Neemias: o homem que não faz perguntas

by davidraimundo

Quando Neemias nasceu não mandaram fazer uma pequena pulseira de ouro com o seu nome gravado. Há naquela terra distante outro costume: os familiares visitam o recém nascido e oferecem aos papás muitos adjectivos que, mais tarde, serão posse do menino. Levam o feliz, o abastado, o magnífico e o inteligente dentro de saquinhos bordados que são guardados sobre a cómoda até ao dia em que o menino passa a ter idade para os usar.

No entanto, a crise que cá se faz sentir também assola a terra distante de Neemias. As pessoas vão ao mercado em busca de adjectivos bonitos para recém nascidos, mas os muitos adjectivos que outrora eram apreciados são agora raros. O mais comum e mais barato é o saquinho com normal. Não admira assim que a maioria dos saquinhos bordados que estavam sobre a cómoda do quarto de Neemias fossem saquinhos cheios de normal.

Neemias cresceu e começou a usar os adjectivos que lhe estavam reservados. Primeiro parecia um rapaz calmo e feliz, mas cedo se percebeu que não era brilhante.

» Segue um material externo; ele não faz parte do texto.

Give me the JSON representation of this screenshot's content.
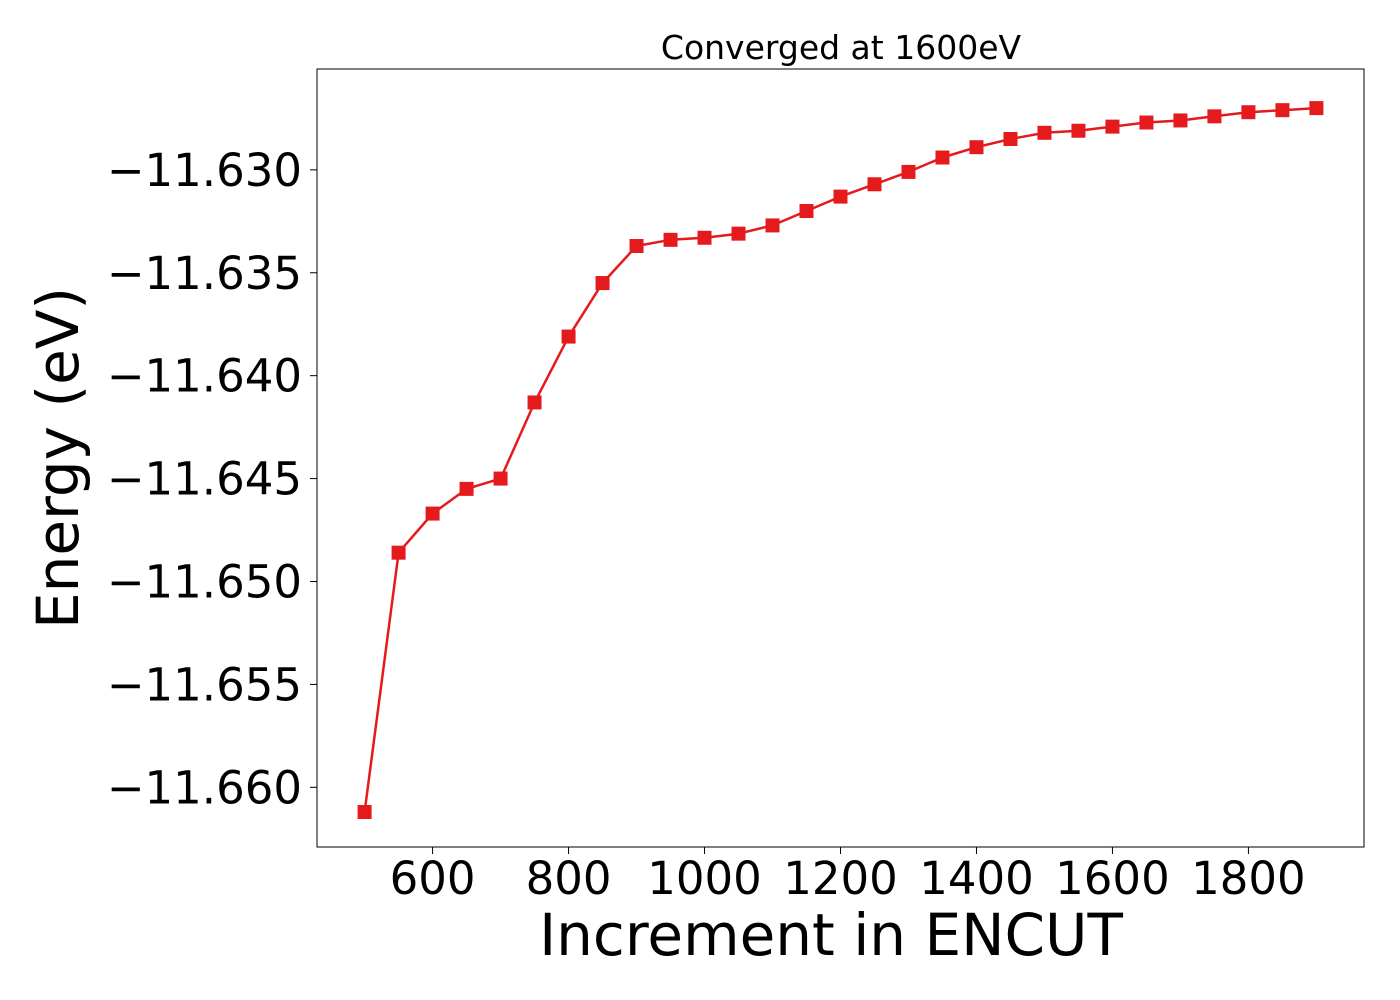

Bondoso, talvez. Mas nada brilhante porque, com tanta dose de normal, Neemias tornou-se um rapaz apagado e desinteressante.

Sabe-se hoje, por estudos recentes, que um adjectivo administrado em doses muito concentradas pode não só anular o efeito dos outros adjectivos, como pode até tornar-se contagioso. Foi isso que aconteceu na terra de Neemias. A quantidade de normal que ele transportava no peito era tão grande que transbordou peito fora e começou a contagiar. Primeiro, os seus pais e irmãos. Depois, toda a comunidade e todo aquele povo que mora na terra distante. A normalidade tornou-se rainha e senhora do povo.

Sei que houve há pouco tempo uma expedição à terra de Neemias. Jornalistas, sociólogos, neurologistas e linguistas deslocaram-se a essa terra distante e encontraram um povo resignado. Os relatórios que resultaram dessa expedição descrevem as pessoas como aborrecidas e melancólicas. Os neurologistas descobriram que a força do adjectivo alterou as sinapses, pelo que aquelas pessoas já não processam a informação da mesma forma que nós. É tudo mecanizado de uma forma crua, quase desumana. Os linguistas descobriram uma coisa surpreendente: os pontos de interrogação caíram em desuso e já não são usados na escrita daquele povo. Aliás, os jornalistas estranharam o facto de não lhes ter sido feita qualquer pergunta pelas pessoas com quem falaram. As pessoas limitaram-se a responder de forma superficial às perguntas que lhes foram feitas sem revelar o mínimo de curiosidade ou interesse.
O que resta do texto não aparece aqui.